A YouGov study shows that Apple's fanboys have aged. The 35-plus sector is a bigger supporter of the brand than the 18- to 34-year-old. Now do you see why Apple did the boy Genius ads?
There is always something that seems so young about the Apple fanboy.
The excitability, the hysteria, the lining up on the street just to be first in line at Club Apple.
Yet the term "fanboy" might now be inaccurate. For Apple's fanboys are now fanmen and fanwomen, not fanboys and fangirls.
A YouGov study shows that Apple's biggest fan demographic is now the 35-plus age group, not the 18- to 34-year-old sector that always dominated with its groupied adulation.
YouGov's BrandIndex Buzz reveals that the minute Siri arrived, clutching the iPhone 4S to her ample intellect, the over 35s flocked. So much so that Apple's perception rating among that older age group soared, while the 18- to 34-year-olds slipped into a little more meh.

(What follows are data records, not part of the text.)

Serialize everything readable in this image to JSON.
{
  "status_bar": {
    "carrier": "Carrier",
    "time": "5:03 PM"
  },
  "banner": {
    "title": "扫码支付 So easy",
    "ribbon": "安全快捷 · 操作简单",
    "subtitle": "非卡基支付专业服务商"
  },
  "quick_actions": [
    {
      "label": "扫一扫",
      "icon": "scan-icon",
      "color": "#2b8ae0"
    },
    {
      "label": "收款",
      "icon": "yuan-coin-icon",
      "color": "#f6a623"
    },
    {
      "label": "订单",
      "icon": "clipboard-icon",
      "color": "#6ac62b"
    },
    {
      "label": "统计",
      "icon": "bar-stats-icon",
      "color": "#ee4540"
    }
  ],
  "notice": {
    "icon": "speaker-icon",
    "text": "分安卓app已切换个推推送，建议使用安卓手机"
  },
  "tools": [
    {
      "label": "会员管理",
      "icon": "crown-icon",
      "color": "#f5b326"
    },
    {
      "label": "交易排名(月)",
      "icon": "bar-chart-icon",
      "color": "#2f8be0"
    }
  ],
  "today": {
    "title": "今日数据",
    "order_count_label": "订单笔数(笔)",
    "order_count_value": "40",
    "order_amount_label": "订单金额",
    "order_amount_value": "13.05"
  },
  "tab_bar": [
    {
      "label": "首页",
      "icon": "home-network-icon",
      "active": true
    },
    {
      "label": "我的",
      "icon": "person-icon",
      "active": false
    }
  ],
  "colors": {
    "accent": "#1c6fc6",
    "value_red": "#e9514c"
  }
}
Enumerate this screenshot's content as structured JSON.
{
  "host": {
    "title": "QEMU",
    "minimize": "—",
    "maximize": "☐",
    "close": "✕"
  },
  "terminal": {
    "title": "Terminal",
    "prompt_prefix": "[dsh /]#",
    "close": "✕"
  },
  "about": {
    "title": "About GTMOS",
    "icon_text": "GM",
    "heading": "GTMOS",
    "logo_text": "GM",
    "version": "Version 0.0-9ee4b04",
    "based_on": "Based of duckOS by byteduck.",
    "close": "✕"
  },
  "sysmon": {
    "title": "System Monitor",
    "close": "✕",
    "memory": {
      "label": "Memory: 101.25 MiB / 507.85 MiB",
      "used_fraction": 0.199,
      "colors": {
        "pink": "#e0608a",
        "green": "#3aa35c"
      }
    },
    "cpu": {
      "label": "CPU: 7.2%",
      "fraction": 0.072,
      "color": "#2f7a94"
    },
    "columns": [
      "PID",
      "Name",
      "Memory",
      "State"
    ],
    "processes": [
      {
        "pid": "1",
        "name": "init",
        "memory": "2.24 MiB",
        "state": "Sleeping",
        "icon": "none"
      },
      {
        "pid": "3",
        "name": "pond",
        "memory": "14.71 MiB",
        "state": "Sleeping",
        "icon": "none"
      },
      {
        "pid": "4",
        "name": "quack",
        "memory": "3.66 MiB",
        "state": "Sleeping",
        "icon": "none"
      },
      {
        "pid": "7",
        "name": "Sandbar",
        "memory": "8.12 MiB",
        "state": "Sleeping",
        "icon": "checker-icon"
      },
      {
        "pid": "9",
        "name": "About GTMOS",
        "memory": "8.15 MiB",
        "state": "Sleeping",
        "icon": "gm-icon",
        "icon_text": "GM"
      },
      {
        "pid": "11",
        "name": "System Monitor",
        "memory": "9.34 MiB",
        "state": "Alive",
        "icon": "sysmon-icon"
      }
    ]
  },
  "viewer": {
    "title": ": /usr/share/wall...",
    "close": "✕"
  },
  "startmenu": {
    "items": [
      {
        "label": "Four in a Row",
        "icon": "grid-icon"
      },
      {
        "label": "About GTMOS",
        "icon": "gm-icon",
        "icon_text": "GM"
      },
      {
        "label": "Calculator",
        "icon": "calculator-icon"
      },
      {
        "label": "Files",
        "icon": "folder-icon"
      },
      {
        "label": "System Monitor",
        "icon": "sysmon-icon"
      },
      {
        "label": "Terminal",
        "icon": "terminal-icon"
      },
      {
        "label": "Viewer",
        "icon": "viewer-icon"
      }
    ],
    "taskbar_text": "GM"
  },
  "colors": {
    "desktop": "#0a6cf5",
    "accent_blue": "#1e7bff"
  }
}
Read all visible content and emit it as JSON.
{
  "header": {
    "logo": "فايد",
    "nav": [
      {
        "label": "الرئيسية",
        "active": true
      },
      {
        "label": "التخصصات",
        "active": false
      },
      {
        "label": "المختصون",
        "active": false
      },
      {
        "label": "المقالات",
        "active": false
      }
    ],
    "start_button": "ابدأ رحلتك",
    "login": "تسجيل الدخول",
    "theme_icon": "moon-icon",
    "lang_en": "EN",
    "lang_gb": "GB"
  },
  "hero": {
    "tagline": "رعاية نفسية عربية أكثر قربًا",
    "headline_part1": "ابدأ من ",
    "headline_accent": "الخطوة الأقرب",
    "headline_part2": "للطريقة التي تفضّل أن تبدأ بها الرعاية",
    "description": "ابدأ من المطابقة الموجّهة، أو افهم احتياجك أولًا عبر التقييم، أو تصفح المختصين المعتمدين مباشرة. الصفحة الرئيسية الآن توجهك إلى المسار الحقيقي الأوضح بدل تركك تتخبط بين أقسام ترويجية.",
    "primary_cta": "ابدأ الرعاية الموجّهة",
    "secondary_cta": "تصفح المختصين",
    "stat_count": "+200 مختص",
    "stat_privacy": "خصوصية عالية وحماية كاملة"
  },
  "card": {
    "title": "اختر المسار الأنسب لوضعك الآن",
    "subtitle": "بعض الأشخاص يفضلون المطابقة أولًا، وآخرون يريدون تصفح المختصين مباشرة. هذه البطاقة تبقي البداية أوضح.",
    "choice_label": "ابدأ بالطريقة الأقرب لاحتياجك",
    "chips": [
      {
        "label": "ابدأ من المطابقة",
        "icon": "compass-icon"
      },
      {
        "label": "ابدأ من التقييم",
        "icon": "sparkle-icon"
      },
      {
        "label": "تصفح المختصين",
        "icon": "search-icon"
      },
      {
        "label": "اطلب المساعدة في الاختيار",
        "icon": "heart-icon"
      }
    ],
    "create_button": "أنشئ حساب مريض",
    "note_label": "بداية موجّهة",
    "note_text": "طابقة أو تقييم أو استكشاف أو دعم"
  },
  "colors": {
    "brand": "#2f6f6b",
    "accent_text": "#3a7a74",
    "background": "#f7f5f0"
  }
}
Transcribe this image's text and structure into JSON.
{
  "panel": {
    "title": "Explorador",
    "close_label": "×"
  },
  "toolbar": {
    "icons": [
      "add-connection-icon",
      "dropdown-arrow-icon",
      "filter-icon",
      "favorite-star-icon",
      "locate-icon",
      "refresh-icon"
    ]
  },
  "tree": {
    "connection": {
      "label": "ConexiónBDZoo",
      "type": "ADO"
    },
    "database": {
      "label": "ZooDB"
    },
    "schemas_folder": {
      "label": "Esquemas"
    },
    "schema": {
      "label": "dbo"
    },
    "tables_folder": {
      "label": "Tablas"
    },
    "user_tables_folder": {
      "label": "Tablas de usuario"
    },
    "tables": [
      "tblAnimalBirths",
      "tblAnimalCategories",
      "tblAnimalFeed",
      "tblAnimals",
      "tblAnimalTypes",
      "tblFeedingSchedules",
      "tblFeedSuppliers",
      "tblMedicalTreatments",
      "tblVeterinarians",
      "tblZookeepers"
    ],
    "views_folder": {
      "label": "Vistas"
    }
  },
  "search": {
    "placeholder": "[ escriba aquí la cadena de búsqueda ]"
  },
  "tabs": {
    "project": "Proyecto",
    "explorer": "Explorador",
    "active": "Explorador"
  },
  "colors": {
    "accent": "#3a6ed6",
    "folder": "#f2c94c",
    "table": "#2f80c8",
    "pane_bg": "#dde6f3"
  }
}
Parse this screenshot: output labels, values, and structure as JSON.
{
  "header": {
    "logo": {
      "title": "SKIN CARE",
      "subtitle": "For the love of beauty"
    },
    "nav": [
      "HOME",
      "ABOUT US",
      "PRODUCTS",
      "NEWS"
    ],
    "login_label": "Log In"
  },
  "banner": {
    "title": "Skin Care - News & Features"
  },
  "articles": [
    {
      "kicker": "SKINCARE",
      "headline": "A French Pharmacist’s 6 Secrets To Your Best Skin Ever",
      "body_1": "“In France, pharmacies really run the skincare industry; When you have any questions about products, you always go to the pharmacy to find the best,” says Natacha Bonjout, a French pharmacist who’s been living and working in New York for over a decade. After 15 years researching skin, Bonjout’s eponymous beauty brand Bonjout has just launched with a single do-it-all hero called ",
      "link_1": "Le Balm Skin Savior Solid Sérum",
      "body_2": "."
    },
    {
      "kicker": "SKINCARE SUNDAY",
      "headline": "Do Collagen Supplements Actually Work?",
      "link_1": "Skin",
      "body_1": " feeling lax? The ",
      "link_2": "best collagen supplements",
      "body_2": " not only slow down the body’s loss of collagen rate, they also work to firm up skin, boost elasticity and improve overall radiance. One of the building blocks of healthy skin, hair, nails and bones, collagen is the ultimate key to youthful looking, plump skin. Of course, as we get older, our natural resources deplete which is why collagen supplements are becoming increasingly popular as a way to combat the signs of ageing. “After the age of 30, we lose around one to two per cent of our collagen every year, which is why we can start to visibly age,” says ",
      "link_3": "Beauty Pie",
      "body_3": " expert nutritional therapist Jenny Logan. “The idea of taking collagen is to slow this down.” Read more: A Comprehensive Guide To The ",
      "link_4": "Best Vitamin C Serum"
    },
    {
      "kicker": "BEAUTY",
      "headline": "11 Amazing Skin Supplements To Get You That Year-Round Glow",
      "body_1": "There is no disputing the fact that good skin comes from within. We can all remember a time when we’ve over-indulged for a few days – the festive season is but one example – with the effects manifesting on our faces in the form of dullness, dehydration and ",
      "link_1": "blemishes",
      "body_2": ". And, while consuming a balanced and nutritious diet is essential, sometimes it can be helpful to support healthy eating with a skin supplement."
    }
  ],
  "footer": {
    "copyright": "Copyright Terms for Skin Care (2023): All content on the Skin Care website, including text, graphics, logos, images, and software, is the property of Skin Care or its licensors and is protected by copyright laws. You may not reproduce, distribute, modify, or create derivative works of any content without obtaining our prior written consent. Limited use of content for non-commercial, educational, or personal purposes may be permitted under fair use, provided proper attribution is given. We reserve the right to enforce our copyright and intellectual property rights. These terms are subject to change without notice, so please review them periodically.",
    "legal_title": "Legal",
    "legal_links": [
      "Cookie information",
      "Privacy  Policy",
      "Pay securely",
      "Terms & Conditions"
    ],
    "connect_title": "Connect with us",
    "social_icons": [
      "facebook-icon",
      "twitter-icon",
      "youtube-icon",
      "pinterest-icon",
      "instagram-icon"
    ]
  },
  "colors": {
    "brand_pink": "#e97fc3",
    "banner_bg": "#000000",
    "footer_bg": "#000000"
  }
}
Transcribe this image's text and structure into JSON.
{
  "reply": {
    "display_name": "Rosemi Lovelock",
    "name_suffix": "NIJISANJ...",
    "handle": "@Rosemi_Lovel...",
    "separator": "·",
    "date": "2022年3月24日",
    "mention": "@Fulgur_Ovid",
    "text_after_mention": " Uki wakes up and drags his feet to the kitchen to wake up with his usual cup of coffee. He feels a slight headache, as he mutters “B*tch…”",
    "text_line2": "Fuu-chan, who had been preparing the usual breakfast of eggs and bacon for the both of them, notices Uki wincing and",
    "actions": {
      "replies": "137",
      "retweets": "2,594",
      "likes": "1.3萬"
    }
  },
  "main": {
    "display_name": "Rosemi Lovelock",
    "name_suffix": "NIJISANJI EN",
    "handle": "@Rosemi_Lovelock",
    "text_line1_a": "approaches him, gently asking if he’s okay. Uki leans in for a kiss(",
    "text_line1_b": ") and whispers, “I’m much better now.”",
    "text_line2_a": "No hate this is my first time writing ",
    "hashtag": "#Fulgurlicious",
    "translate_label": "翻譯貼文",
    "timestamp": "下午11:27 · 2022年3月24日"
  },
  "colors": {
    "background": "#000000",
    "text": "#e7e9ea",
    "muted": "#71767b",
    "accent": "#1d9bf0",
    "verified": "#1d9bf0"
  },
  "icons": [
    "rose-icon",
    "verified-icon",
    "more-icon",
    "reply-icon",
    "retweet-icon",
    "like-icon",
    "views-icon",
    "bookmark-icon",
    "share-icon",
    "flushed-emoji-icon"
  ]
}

The more mature crowd became so overexcited about the Apple brand that its buzz score among them went from a respectable 25 on May 17 last year to a whirring 48 by November. At that November point, the 18- to 34-year-olds merely buzzed a 35 on YouGov's excitement Richter.
You see, Siri seduces those who have been around.
Those who still have their objectivity intact might, then, wonder again about why Apple made its boy Genius ads -- the ones that the shrill seemed to loathe, while the sanguine merely pondered.
Isn't it likely that once more of the 35-plus crowd adored their iPhones, they began to seek out iPads and Macs? Isn't it likely that, whatever one might think of the boy Genius ads (and personally I found them inoffensive), they were an attempt to address what is now Apple's biggest fan base?
The more shrill fanboys still live for times when Apple was the cool underdog.
The company is generally desperate not to show the consumer's face, so as not to identify one age group or sex. This is why the new Siri ads are celebrity-driven, for example. Celebrities aren't real people. They can be any age or sex, as long as they bring with them cachet.
But even in those prosaic iPad ads, did all the knees look like young knees to you? How many 18- to 34-year-olds read The New York Times, so heavily featured in much of the iPad work?
Apple is now a mainstream, mature brand, trying to maintain its cool -- in every sense of that word.
When your biggest fan base has grown up, perhaps you have to be a little more grown-up too. That is sometimes hard for rabidly emotional youth to take.